In een streven om het risico van deze botsing op te heffen, heeft de Raad besluit 97/803/EG van de Raad van 24 november 1997 tot tussentijdse herziening van besluit 91/482/EEG betreffende de associatie van de landen en gebieden overzee met de Europese Economische Gemeenschap vastgesteld (PB L 329, blz. 50; hierna: ‚besluit 97/803’).

In de zevende overweging van de considerans van dit besluit wordt verklaard:

‚(...) dat nieuwe verstoringen moeten worden voorkomen door maatregelen die de regelmaat van het handelsverkeer bevorderen en tegelijkertijd verenigbaar zijn met het gemeenschappelijk landbouwbeleid’.

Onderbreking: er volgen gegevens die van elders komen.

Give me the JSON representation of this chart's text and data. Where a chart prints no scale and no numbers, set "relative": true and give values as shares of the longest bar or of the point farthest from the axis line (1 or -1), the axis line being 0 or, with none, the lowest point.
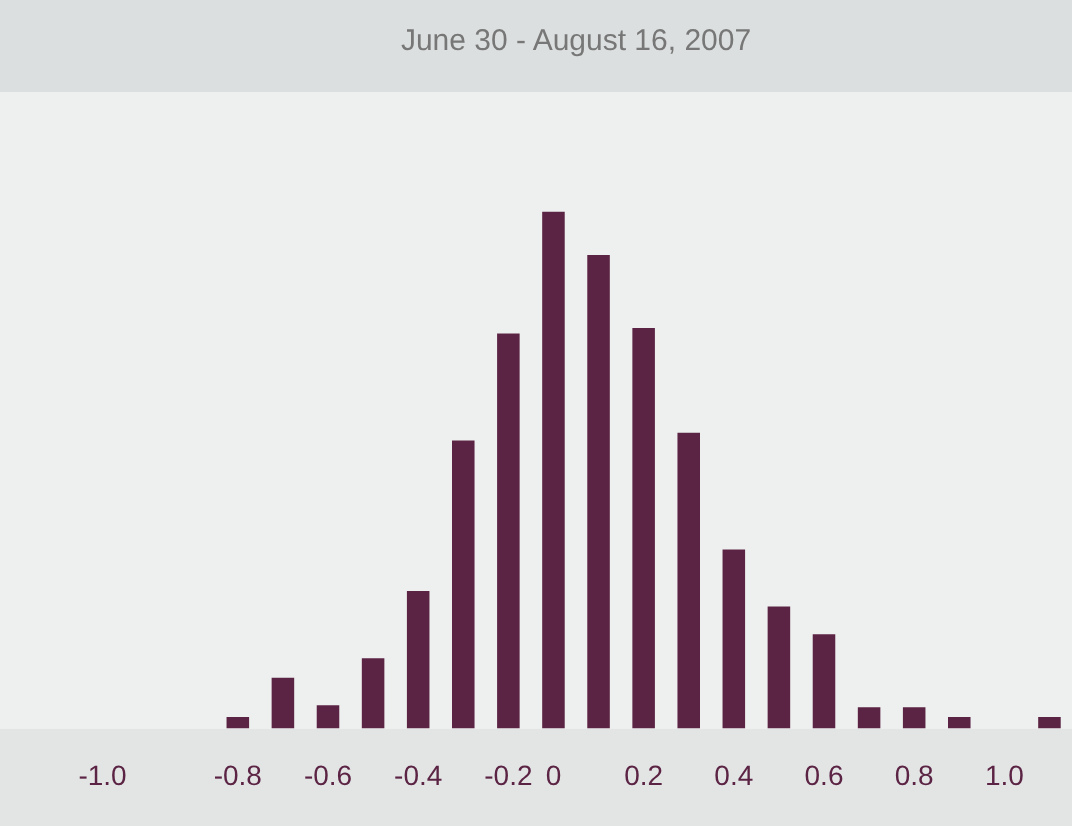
{
  "chart_data": {
    "type": "bar",
    "title": "June 30 - August 16, 2007",
    "relative": true,
    "color": "#5c2444",
    "categories": [
      "-1.0",
      null,
      null,
      "-0.8",
      null,
      "-0.6",
      null,
      "-0.4",
      null,
      "-0.2",
      "0",
      null,
      "0.2",
      null,
      "0.4",
      null,
      "0.6",
      null,
      "0.8",
      null,
      "1.0",
      null
    ],
    "values": [
      null,
      null,
      null,
      0.022,
      0.098,
      0.045,
      0.136,
      0.266,
      0.557,
      0.764,
      1,
      0.916,
      0.775,
      0.572,
      0.346,
      0.236,
      0.182,
      0.041,
      0.041,
      0.022,
      null,
      0.022
    ]
  }
}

Hiertoe zijn bij besluit 97/803 in het LGO-besluit de artikelen 108 bis en 108 ter ingevoegd, die voor respectievelijk rijst en suiker de ACS/LGO-oorsprongscumulatie toestaan ten belope van een bepaalde jaarhoeveelheid.

Zo wordt in artikel 108 ter, leden 1 en 2, van het LGO-besluit bepaald:

(...) de oorsprongscumulatie ACS/LGO als bedoeld in artikel 6 van bijlage II [wordt] toegestaan ten belope van een jaarhoeveelheid van 3 000 ton suiker.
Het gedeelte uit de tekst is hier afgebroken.